Excerpts from Jim Conrad's
Naturalist Newsletter
from the December 20, 2009 Newsletter issued from Hacienda Chichen Resort beside Chichén Itzá Ruins, central Yucatán, MÉXICO; limestone bedrock, elevation ~39m (~128ft), ~N20.676°, ~W88.569°
PIGEONBERRY
Along trails and at woods edges there's lots of the two- to six-ft-high, herbaceous-looking but woody- based plants bearing racemes of white flowers shown above.
If the plant looks like a diminutive pokeweed it's because usually it's assigned to the Pokeweed Family, the Phytolaccaceae, though some put it into the Petiveria Family, the Petiveriaceae, which I've never heard of. In English it's called Pigeonberry, Rouge-Plant, Baby Peppers and other names. It's RIVINA HUMILIS, and the reason it has English names is that it grows in the US Deep South, as well as the West Indies, and Mexico south into South America. It's a delicate-looking plant but clearly a tough one if it can prosper over such a large distribution.
The flowers, only about 1/8th inch long (4 mm), bear looking at. One with its four swoop-backed sepals, four stamens looking like matchsticks with crooked heads, and the ovary with its slender neck, or style, bent to one side before thrusting the pollen-receiving stigma beyond the clustered anthers is shown below.
One wonders why the flower feels the need to bend its style. All Pigeonberry flowers do it, and it seems to be a feature of the whole genus.

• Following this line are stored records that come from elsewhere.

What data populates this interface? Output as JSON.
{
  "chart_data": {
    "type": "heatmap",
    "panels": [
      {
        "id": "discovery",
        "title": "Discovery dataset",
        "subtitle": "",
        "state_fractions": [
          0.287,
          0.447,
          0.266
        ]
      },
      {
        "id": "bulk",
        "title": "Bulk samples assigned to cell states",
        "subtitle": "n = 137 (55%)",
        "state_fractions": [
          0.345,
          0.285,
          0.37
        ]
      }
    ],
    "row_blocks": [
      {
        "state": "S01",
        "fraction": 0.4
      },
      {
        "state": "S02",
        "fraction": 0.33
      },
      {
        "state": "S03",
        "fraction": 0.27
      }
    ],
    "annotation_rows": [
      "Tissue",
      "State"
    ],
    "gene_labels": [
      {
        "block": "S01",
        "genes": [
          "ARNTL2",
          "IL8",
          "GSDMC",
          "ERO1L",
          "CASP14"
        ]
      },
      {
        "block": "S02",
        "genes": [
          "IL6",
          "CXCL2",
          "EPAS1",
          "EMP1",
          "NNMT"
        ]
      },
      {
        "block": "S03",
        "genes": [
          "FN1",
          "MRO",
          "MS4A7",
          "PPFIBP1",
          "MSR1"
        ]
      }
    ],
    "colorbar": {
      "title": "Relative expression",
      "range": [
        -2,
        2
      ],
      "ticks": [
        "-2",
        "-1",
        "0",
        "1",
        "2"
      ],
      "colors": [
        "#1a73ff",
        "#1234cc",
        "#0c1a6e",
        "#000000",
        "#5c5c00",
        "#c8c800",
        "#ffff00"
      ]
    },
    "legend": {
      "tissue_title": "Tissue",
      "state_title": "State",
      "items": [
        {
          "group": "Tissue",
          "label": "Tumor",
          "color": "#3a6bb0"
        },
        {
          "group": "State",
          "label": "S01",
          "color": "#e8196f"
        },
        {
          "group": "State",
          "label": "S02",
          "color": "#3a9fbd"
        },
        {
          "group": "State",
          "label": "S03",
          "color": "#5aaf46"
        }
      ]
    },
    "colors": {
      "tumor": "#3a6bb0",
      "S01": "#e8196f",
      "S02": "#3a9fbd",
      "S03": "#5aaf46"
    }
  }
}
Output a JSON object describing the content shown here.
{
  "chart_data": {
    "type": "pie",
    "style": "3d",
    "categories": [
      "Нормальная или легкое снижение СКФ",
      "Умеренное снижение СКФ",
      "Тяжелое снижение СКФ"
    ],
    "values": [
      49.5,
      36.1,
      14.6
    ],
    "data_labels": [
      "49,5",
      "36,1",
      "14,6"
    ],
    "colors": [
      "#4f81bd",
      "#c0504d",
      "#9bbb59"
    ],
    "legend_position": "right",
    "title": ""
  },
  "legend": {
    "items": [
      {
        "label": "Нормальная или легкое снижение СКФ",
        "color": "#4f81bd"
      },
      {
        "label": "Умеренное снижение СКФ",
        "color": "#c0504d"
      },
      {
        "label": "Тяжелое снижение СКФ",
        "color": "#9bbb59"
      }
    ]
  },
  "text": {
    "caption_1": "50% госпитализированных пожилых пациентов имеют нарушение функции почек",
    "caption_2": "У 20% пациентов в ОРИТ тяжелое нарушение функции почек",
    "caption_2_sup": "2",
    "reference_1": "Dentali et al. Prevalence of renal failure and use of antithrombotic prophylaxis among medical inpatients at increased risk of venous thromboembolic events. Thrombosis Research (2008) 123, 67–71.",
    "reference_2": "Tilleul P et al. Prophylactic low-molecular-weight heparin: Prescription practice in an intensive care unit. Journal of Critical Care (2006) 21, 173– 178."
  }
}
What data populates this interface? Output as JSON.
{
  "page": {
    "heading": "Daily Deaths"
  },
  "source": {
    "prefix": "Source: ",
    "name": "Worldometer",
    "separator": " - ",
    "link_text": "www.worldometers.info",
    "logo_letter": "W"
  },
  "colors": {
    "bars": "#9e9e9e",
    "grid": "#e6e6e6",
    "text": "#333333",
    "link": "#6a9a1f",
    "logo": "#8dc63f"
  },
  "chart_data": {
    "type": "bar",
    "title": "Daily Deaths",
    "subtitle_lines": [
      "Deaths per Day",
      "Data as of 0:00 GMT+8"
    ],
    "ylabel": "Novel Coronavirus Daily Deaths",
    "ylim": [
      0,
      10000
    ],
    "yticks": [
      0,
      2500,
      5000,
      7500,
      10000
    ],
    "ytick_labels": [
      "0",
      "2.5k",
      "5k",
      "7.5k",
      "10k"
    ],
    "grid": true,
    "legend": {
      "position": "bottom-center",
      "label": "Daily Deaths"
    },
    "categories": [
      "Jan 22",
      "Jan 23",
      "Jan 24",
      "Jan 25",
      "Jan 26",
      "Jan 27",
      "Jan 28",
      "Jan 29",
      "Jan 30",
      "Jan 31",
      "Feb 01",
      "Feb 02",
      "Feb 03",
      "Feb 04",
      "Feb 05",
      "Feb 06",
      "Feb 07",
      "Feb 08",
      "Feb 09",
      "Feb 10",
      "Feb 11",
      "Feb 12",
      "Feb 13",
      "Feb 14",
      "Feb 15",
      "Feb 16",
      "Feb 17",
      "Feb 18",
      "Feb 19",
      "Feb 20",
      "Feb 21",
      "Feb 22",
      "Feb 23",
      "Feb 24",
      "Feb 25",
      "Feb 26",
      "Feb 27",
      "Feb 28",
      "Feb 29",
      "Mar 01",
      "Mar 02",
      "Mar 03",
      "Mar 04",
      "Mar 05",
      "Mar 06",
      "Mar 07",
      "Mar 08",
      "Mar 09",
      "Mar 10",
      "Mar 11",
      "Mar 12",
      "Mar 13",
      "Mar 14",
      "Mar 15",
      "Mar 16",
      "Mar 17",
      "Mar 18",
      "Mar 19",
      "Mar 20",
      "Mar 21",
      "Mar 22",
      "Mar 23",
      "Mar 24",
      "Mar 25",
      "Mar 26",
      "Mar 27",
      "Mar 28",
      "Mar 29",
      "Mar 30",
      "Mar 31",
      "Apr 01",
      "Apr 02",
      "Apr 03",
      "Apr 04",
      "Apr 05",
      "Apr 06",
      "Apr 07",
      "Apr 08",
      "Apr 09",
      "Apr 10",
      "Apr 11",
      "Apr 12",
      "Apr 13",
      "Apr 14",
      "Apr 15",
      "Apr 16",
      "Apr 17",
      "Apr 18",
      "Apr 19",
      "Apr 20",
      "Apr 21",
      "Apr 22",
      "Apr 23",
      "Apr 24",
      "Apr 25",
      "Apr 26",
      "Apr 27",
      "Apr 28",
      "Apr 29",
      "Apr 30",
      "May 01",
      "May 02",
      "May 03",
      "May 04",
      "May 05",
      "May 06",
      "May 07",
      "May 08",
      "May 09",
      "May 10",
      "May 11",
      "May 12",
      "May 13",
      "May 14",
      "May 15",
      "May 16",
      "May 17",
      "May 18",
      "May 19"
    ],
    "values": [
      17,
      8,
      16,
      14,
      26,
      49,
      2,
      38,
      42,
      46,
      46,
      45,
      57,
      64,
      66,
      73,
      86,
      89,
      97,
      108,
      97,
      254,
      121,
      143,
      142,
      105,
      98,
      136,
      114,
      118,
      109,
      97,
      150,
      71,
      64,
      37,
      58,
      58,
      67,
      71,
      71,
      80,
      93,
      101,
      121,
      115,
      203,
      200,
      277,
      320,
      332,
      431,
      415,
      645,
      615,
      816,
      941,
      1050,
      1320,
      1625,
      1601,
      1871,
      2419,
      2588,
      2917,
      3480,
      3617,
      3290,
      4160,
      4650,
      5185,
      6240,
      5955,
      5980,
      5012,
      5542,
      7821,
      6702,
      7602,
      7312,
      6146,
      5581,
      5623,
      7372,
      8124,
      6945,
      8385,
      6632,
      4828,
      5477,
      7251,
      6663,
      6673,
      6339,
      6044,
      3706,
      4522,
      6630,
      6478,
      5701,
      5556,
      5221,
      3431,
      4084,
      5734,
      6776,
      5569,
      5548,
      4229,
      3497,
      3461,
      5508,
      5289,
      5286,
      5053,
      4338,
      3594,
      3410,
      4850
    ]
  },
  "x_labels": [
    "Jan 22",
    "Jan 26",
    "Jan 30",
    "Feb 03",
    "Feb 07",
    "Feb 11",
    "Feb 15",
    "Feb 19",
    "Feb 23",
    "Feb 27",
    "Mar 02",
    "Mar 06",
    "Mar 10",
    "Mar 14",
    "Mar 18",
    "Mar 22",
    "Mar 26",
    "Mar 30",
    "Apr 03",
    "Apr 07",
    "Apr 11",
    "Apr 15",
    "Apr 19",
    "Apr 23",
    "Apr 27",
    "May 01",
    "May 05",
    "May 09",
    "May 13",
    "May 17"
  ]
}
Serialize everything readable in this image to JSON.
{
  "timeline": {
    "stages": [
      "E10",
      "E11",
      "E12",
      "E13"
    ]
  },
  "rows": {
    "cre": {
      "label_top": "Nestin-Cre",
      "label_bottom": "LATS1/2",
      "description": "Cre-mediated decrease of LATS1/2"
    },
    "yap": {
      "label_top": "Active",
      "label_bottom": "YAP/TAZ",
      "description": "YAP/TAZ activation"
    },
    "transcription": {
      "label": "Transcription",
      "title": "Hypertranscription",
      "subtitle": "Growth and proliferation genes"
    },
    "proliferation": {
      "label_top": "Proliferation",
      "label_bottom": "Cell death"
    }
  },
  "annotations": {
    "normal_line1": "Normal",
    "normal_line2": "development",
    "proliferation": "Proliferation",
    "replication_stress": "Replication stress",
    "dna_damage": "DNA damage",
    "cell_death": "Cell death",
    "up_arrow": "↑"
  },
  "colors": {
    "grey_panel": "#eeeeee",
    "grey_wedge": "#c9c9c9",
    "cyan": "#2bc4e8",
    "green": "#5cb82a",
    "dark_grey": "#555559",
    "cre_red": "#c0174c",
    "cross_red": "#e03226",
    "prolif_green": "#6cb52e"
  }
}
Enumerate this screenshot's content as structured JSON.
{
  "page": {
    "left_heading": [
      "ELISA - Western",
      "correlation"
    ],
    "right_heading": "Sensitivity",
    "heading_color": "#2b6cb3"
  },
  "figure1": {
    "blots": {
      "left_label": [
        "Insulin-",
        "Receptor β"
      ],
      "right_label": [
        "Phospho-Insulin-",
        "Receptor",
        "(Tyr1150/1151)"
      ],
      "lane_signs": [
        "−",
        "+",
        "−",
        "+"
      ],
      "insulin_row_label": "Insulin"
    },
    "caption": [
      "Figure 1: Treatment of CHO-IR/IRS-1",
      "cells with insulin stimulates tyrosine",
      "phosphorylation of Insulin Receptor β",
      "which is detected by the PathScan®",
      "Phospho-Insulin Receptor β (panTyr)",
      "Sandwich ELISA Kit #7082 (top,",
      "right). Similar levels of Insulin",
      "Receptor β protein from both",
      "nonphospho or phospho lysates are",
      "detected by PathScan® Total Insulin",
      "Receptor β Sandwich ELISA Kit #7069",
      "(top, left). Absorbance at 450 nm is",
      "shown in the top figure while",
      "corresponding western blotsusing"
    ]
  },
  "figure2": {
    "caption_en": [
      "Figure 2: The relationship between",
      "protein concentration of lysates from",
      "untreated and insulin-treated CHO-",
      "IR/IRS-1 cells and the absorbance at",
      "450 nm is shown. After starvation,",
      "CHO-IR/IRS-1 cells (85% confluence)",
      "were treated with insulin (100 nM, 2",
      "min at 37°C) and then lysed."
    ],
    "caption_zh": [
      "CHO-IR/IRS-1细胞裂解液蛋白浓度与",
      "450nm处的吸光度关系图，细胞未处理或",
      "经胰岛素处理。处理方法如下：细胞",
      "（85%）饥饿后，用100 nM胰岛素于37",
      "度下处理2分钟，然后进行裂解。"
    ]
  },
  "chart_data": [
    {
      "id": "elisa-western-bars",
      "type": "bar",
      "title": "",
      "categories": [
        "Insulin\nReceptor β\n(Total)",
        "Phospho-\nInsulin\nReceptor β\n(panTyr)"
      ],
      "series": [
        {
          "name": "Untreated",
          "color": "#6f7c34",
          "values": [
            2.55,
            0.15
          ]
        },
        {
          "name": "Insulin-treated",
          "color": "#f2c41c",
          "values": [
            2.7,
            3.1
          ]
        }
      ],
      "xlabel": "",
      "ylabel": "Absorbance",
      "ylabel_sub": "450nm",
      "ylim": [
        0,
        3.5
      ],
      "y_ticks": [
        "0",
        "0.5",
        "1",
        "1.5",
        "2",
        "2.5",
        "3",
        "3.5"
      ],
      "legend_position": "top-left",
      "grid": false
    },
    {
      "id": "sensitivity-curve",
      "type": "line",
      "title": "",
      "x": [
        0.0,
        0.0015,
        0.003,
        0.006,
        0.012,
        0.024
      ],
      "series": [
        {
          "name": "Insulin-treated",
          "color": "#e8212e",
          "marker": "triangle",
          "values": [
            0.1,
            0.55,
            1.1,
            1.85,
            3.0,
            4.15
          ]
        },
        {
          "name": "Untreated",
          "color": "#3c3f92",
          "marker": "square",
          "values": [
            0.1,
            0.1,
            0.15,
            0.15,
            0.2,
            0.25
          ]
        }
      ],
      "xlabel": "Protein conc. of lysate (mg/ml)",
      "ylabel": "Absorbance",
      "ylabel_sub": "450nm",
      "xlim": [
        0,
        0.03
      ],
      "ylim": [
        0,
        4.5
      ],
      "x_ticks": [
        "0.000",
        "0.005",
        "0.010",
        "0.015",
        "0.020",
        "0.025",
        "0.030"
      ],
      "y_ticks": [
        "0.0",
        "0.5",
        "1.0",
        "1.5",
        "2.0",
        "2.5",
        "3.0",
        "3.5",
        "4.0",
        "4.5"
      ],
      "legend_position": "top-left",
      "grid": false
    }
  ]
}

As racemes of Pokeweed flowers soon give way to dark purple fruits, Pigeonberry's flowers soon are replaced by glossy, bright red berries, as shown below:
The berries, though very eye-catching with their gaudy redness as you walk along a trail, are small, only about 1/8th inch across (4 mm). Despite one of the plant's names being Baby Peppers, the fruits aren't spicy-hot at all. They taste slightly unpleasant, a little bitter and oily. Birds eat them but not as readily as you'd expect of a fruit so perfectly sized for bird-nibbling and so visible. You see some racemes holding ripe, red fruits for days with no one eating them. Maybe this is explained by a website referring to Pigeonberry as a toxic plant that causes milk taint if cows eat it.
Also I read that juice from the berries once was used as a dye and ink, and that the fruits contain a pigment known as Rivianin or Rivinianin, which is very similar to betanin, the pigment found in beets.
In tropical and subtropical areas Pigeonberry makes a fine groundcover in places too shaded for other plants. In deep shade it simply grows smaller than where it has plenty of sunlight, but it still produces pretty racemes of white flowers followed by crimson berries of questionable edibility.
from the September 28, 2018 Newsletter issued from Rancho Regenesis in the woods ±4kms west of Ek Balam Ruins; elevation ~40m (~130 ft), N~20.876°, W~88.170°, central Yucatán, MÉXICO
ANOTHER FACE OF PIGEONBERRY
After making the above observations, I'd grown accustomed to thinking of Pigeonberries as soft herbs with woody bases, usually about knee high but rarely growing head-high. This week along a cow trail through the woods I found what looked exactly like the normal Pigeonberry, but it was different. A flowering sprig of the fence plant is shown below:
What was different about it was that the above sprout, instead of being part of a low herb, grew from a woody-based vine entangling ten or so feet of dilapidated fence, as shown below:
Also, I remembered the flowers as having stamens whose filaments bent over the ovary, crisscrossing one another, as shown on our Pigeonberry page. The fence-plant's stamens spread widely, not crisscrossing at all, as seen below:
The red fruits were the same, though, shown below:
Surely this was a second species of Pigeonberry, a second species of the genus Rivina. However, no second species was listed for the Yucatan.
It turns out that Pigeonberry can display forms ranging from small herbs to large, woody-based, much-branched vines, and it's all the same thing. A drawing in my old Bailey's Manual of Cultivated Plants also shows stamens crisscrossing over the ovary, and says that the plants only reach 3ft high (1m). Apparently Bailey didn't know how the plant behaves in the tropics, and his drawing was of a newly opened flower, like my earlier pictures. More mature blossoms have widely spreading stamens.
So, as with humans, it's easy to gain false first impressions of plants, so it's worth continuing to pay attention to details, even when you think you know all you need to.
entry dated September 13, 2022, issued from near Tequisquiapan, elevation about 1,900m (6200 ft), Querétaro state, MÉXICO
PIGEONBERRY IN UPLAND CENTRAL MEXICO
Here's yet another appearance of a Pigeonberry flower, this time in upland central Mexico, on a plant that otherwise looked and behaved like those in the Yucatan:
The Flora of North America describes the genus Rivina as embracing only this species.